From the immediate activity (Zero. 004), counsel to your named plaintiff, with no elaboration of their retention from the people successor with the now defunct called plaintiff, seeks your order vacating the brand new judgment out of foreclosures and you can product sales, cancelling this new see out of pendency and you will granting this new plaintiff hop out in order to stop that it mortgage property foreclosure step. The only floor so-called is just as uses:
«After commencement of action and you will following the View off Property foreclosure and you will Sales is registered, plaintiff expected that step feel abandoned. Hence, affirmant are requesting the discontinuance on the action, vacature of one’s Judgment away from Foreclosures and you can Profit, launch of the brand new designated referee and you will cancellation of your own find out-of pendency» ( select eight of your own acceptance out-of plaintiff’s the advice linked to swinging documents).

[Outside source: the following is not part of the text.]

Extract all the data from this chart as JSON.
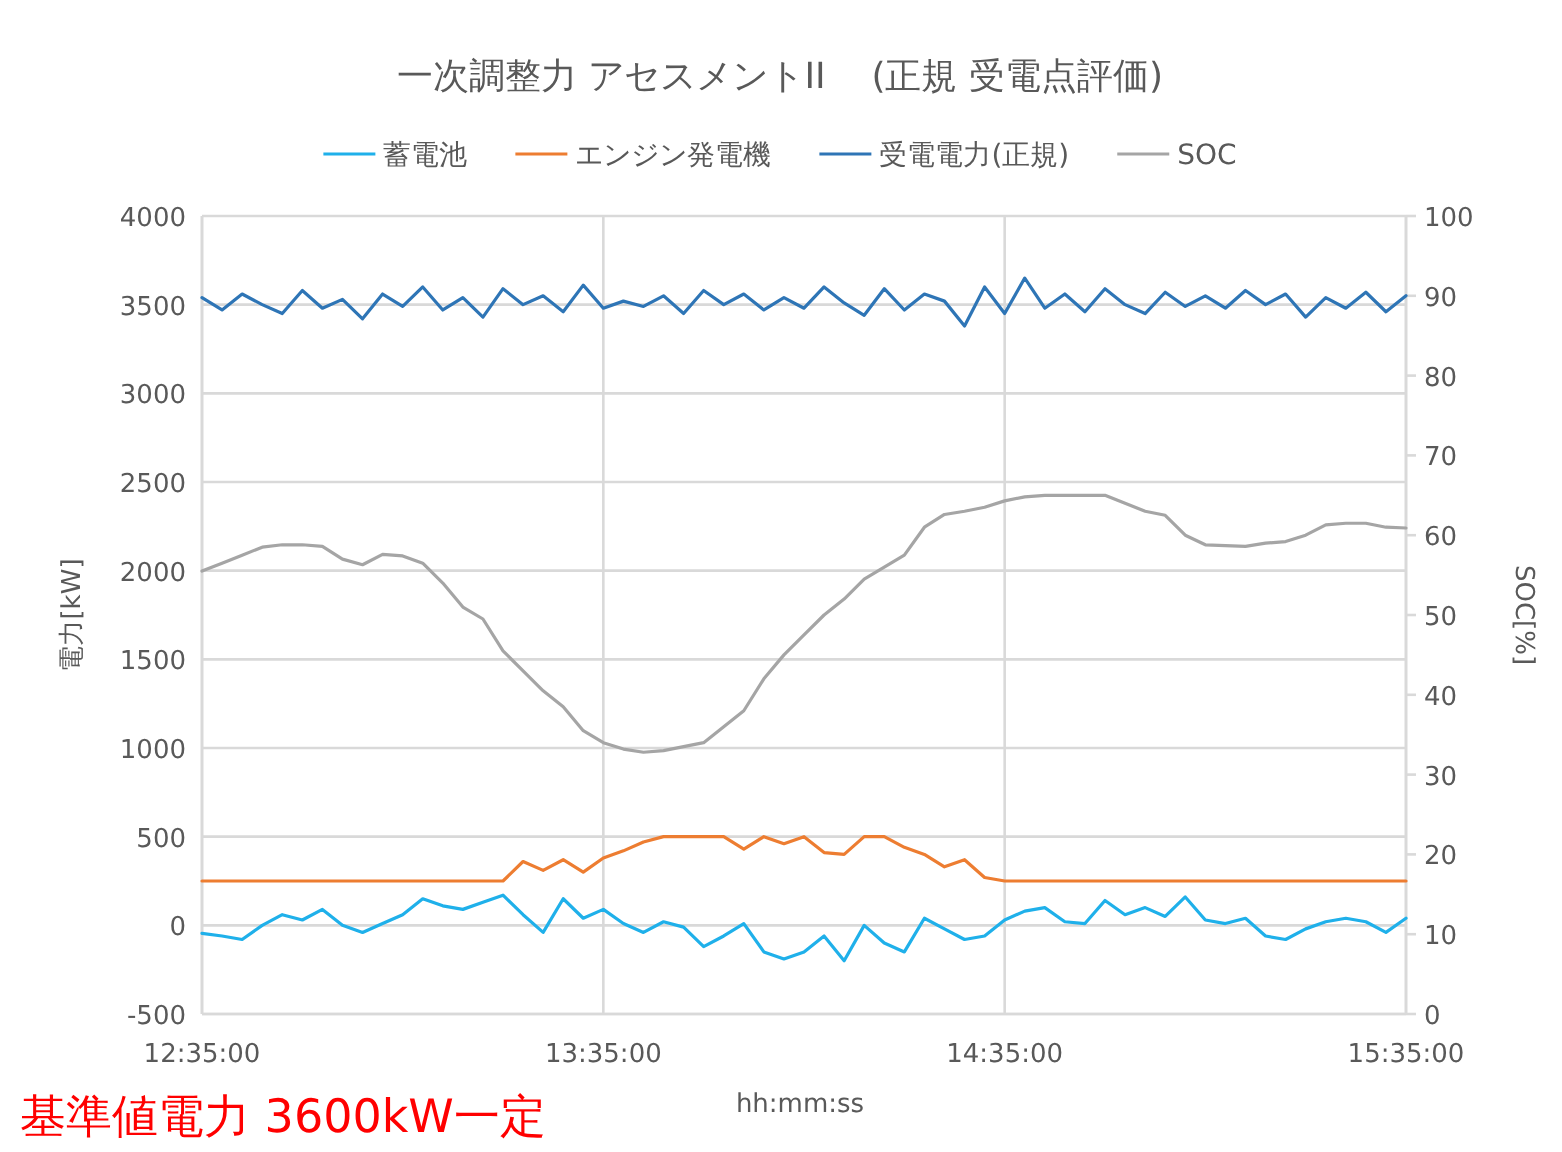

«It is elementary that a final judgment or order represents a valid and conclusive adjudication of the parties’ substantive rights» ( Da Silva v Musso , 76 NY2d 436, 440 ). A judgment <**39>of foreclosure and sale entered against a defendant is thus «final as to all questions at issue between the parties, and concludes all matters of defense which were or might have been litigated in the foreclosure action» ( Long Is. Sav. Bank v Mihalios , 269 AD2d 502, 503 [2d Dept 2000]; see New Horizons Invs. v Marine Midland Bank , 248 AD2d 449 [2d Dept 1998]; see also Signature Bank v Epstein , 95 AD3d 1199 [2d Dept 2012]). Doctrines such as law of the case, res judicata, collateral estoppel and full faith and credit serve to protect the sanctity and finality of judicial orders and judgments. They thus remain inviolate unless they are reversed by appellate processes or are vacated by the court itself under its inherent powers or those statutorily conferred upon it by CPLR 5015 ( see Matter of Huie [Furman] , 20 NY2d 568 ). While a court possesses both inherent and statutory powers to vacate a default judgment on certain grounds ( see Wilson v Galicia Contr. & Restoration Corp ., 10 NY3d 827, 830 ; Woodson v Mendon Leasing Corp. , 100 NY2d 62 ), nothing in the record adduced on the instant motion reveals that the drastic relief of vacatur is appropriate under the circumstances ( see Matter of Huie [Furman] , 20 NY2d 568, 572 [*3] [» Absent the sort of circumstances mentioned in CPLR 5015, . . . a determination of a court from which no appeal has been taken ought to remain inviolate » (emphasis added)]).